In Sam Raimi’s 1981 horror film, The Evil Dead (Ash vs. Evil Dead premieres on Starz this Halloween, and you can read our interview with Raimi here), the protagonists accidentally summon a swarm of demons when they play a tape recording of someone reading out of The Book of the Dead, also known as the Necronomicon Ex-Mortis. Bound in flesh and written in human blood, the fictional book describes rituals to summon or detain evil spirits. It’s not the first time a book of that nature appeared in pop-culture. H.P. Lovecraft frequently inserted the Necronomicon into his works of fiction in the early half of the 1900s. What Raimi and Lovecraft were calling upon for inspiration in their stories is what’s generally referred to as a grimoire — a book embedded in the realm of occult literature. Rebecca Romney, Bauman Rare Books manager and frequent guest on Pawn Stars, spoke with Uproxx about the definition of a grimoire:
A grimoire, at risk of being too simplistic, is a text that teaches practical magic. As such, it is usually highly religious in nature, under the premise that the power to achieve supernatural results comes from supernatural sources (e.g. divinity or demons). The grimoire tradition is European, at least in the form to which we are referring when we use the term “grimoire”; however, its roots go back to ancient civilizations.
James Frazer’s landmark 1890 study on religion and magic, The Golden Bough, broaches the concept of the necessity for early civilizations to engage in magical processes relating to fertility and fruitful harvests, among other essentials. Frazer describes practical magic “as a system of natural law, that is, as a statement of the rules which determine the sequence of events throughout the world.”
Based on Frazer’s work, one could say that the need for magic derived from the hunger for natural human requisites — food, love, success. Grimoires promise that with the proper application, one can attain their goals through magic devices, animal sacrifices and even the summoning of the supernatural. Many of these texts contain spells, alchemic formulas, and some even contain instructions for exorcisms. One specific text allegedly claims that it can summon Satan himself. (More on that later.) But do any of these books really contain an inherent power, or even proper instructions, to tap into divine or demonic sources?

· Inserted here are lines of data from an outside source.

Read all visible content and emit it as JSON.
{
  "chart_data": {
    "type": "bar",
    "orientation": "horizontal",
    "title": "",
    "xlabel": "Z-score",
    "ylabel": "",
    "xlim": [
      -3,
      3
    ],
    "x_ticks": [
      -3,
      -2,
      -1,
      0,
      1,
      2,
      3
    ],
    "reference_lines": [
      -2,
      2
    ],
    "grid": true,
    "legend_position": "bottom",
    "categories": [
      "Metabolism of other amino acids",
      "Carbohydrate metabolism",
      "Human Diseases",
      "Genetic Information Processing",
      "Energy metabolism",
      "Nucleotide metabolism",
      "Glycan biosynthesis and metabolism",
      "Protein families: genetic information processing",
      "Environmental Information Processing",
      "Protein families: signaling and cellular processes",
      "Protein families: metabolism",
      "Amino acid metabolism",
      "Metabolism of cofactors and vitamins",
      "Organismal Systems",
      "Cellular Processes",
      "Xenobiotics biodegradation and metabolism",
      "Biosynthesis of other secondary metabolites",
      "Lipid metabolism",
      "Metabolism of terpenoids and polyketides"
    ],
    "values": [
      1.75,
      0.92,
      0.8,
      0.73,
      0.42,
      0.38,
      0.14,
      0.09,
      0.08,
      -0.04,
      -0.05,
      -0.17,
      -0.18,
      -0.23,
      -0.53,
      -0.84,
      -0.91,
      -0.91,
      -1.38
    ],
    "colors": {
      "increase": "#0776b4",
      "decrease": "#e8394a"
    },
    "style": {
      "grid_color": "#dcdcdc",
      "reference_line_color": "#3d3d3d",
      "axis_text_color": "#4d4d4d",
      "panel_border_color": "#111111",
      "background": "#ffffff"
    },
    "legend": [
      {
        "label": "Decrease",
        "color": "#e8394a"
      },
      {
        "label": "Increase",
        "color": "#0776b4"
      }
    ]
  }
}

Rebecca Romney has a simple answer for that question.
“No,” she told us.
William Dailey, of William Dailey Rare Books, an expert who’s specialized in occult literature for 45 years, doesn’t wholeheartedly agree. He told Uproxx:
I’m fairly practical when it comes to things like this. But I think occasionally, there can be potent powers. Just like I’ve been in a few houses that I felt were haunted. I don’t necessarily believe in ghosts, but I’ve felt it and seen it a few times. So, I think that there are spirits that inhabit locations, or in this case, might have inhabited a book. The theory that I like is that these are people, entities, that don’t know that they’re dead, and they’re hanging around our world and they don’t want to move on into what lies beyond.
Lou Donato of Amber Unicorn Books, specializing in occult and metaphysics, also has 45 years of experience in the business. He told Uproxx that he believes, without a shadow of a doubt, certain books can be portals into the paranormal realm:
Yes, I believe in serious supernatural because we’re just functioning in a three-dimensional world, and there are more dimensions out there than our senses are aware of. And if someone has a good receiver and transmitter they might be able to tap into it. That’s where you get into Rhine University (a parapsychology research institute) with the psych material. You can’t discount it. There’s been too many unexplained phenomenas that science just scratches their head.
Between the Lines
According to Dailey, “[Grimoires] have a long history — probably go back to preprinted versions, before Johannes Gutenberg’s [printing press, circa. 1436]. They really flourished, at least the ones that are available, in the 18th century.”